SAN FRANCISCO MUSEUM OF MODERN ART: Open Issue 4

OPEN: The Magazine of the San Francisco Museum of Modern Art Issue 4: Winter/Spring 2001

Open: The Magazine of the San Francisco Museum of Modern Art
Issue 4: Winter/Spring 2001

When I framed the magazine’s design challenge as primarily typographic, I was considering type as the one domain exclusive to the graphic designer. By pushing typographic possibility to the forefront, I, too, was educating the “Open” audience. Type could be more than just text. It could become structure and decoration. Nevertheless, the design had to be confident, strong, and playful without overpowering the text or the artwork. To do this, I had to develop a flexible design vocabulary — one that could speak in all volumes, from shout to whisper.

I didn’t want to raise a powerful beast only to hobble it. That’s tragic design — the watered-down, the screened-back, scaled-small, made inadvertent and forgettable. I wanted an animal whose ferocity I could tame enough to wrestle and play with — obedient with a gleam in its eye. So the investigation began.

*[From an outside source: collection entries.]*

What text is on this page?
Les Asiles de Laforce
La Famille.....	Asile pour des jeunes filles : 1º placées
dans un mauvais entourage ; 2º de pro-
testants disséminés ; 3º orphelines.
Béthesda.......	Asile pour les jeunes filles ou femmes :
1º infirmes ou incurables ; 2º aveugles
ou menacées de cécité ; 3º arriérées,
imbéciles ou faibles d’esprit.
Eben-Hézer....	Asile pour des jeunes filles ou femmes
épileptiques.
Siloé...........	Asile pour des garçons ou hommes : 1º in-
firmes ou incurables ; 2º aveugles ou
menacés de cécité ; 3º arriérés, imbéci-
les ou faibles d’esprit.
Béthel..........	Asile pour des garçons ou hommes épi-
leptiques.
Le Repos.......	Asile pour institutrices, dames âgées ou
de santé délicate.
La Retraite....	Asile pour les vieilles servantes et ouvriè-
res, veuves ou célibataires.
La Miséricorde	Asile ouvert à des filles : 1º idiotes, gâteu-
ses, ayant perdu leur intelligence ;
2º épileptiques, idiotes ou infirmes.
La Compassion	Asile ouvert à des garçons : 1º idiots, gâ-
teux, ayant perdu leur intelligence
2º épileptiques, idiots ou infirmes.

Some early studies involved a soft organic structure. But as I leafed through a history of arts publications, it struck me. What about creating all design elements — structural, decorative, and communicative — from type? Once I developed some basic methodologies and visual vocabularies, the process ran on its own energy. For each issue, the office spent several days simply exploring type. I would sometimes suggest themes: “for the spring issue, let’s consider plants and growth,” or “this issue concentrates on the environment, so what can we do with mapping and landscape?”

These were wonderful, exuberant days of invention and the office seemed full of magic. Well into the sixth issue, the bubble burst, the museum’s finances tightened, and the magazine was cancelled — but not before the five completed issues were accessioned into the museum’s permanent collection.